Após capotamento na BR-153, família e pets saíram ilesos. O caso reforça a importância de transportar animais com cintos, caixas e acessórios adequados, priorizando segurança e bem-estar.
O início de 2026 marcou para sempre a vida de Estefany Rizzo e sua família. Durante uma viagem rumo a Curitiba, o carro em que estavam capotou na BR-153, em Santa Catarina, em meio a uma forte chuva. Além dos pais, viajavam também os pets da família: Kobe, um golden retriever, e Vini, um gatinho cheio de energia.
Como aconteceu o acidente com o carro da família
O veículo aquaplanou na pista molhada, o motorista perdeu o controle e o carro capotou. Apesar do susto e da gravidade do acidente, a família conseguiu sair do carro antes da chegada do Corpo de Bombeiros.
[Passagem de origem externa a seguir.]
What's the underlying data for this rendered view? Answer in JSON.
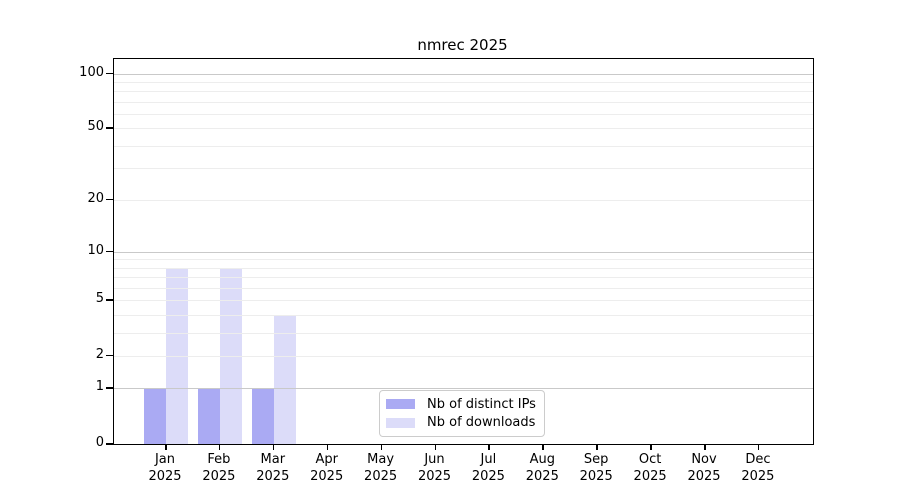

Todos sofreram apenas ferimentos leves, e o alívio veio ao constatar que Kobe e Vini estavam ilesos, prontos para brincar novamente como se nada tivesse acontecido.
Como os pets reagiram ao capotamento
Kobe e Vini não sofreram nenhum ferimento. Para a tutora, foi um motivo de gratidão e emoção, reforçando a sensação de que todos foram protegidos e que a vida deles tinha sido preservada.
Nas redes sociais, Estefany descreveu a experiência como “o dia em que nascemos de novo”, destacando o valor da segurança, da fé e do cuidado com todos os passageiros — humanos e pets.
Como transportar pets com segurança no carro
As principais recomendações sobre transporte de animais em veículos envolvem a combinação de proteção física e conforto, sempre pensando no bem-estar do pet e de quem está dirigindo. Especialistas orientam que os pets viajem, preferencialmente, no banco traseiro, longe dos airbags frontais, que podem ser perigosos para animais de pequeno e médio porte.
Entre as opções mais usadas para garantir a segurança dos bichos durante o trajeto estão alguns acessórios simples, que fazem muita diferença em uma freada brusca ou até em um capotamento. Abaixo, você encontra os itens mais comuns e como eles ajudam na proteção do seu animal:
- Cinto de segurança para cães: preso ao cinto do carro e conectado a um peitoral próprio, evita que o animal seja projetado para frente.
- Peitoral específico para carro: mais resistente e ajustado ao corpo, distribui melhor a força em caso de impacto.
- Cadeirinha para pets de pequeno porte: eleva o animal, mantendo-o preso e mais estável.
- Caixa de transporte bem fixada: recomendada para gatos e cães pequenos, desde que presa ao cinto ou à estrutura do banco.
- Grades ou redes de separação: isolam o porta-malas ou a área traseira, evitando que o pet chegue até o motorista.
Que erros comuns devem ser evitados ao viajar com pets
A tentação de deixar o cachorro com a cabeça para fora da janela ainda é comum, mas especialistas alertam que essa prática aumenta o risco de lesões nos olhos, contato com detritos da estrada e até quedas. Por isso, orienta-se manter as janelas traseiras fechadas ou apenas levemente entreabertas, de forma que o animal não consiga colocar a cabeça para fora.
Outro ponto crítico é o calor dentro do veículo, mesmo em dias que não parecem tão quentes. Deixar um pet sozinho no carro, ainda que por poucos minutos, pode elevar rapidamente a temperatura interna, levando ao superaquecimento e risco de morte. A recomendação é nunca abandonar o animal dentro do automóvel, em nenhuma estação do ano.

O que o caso da BR-153 ensina sobre responsabilidade com os pets
O acidente envolvendo o casal, o golden retriever e o gatinho, na região de Campina da Alegria, mostrou que uma viagem de carro com animais exige o mesmo planejamento de qualquer deslocamento em família. A presença de cintos adequados, caixas de transporte e um roteiro com paradas programadas pode não impedir um imprevisto, mas reduz bastante seus impactos.
Relatos de quem passa por situações de risco costumam mencionar um sentimento de recomeço e mudanças de hábito. No contexto da segurança no transporte de pets, isso se traduz em mais atenção à forma como os animais são acomodados e à escolha de equipamentos certificados, sempre com apoio de profissionais da área veterinária.
Próximo passo para cuidar melhor dos seus pets
O caso da BR-153 lembra que nossos animais não são “passageiros extras”, mas parte da família, e merecem o mesmo nível de cuidado. Rever a forma como você viaja com seu cão ou gato, investir em equipamentos de qualidade e planejar cada trajeto é uma forma concreta de demonstrar amor e responsabilidade.
Antes da sua próxima viagem, olhe para o banco de trás e se pergunte se seu pet está realmente protegido. Se a resposta for “não sei” ou “ainda não”, este é o momento de buscar orientação com um médico veterinário, ajustar o transporte e transformar cada passeio em um trajeto mais seguro para todos.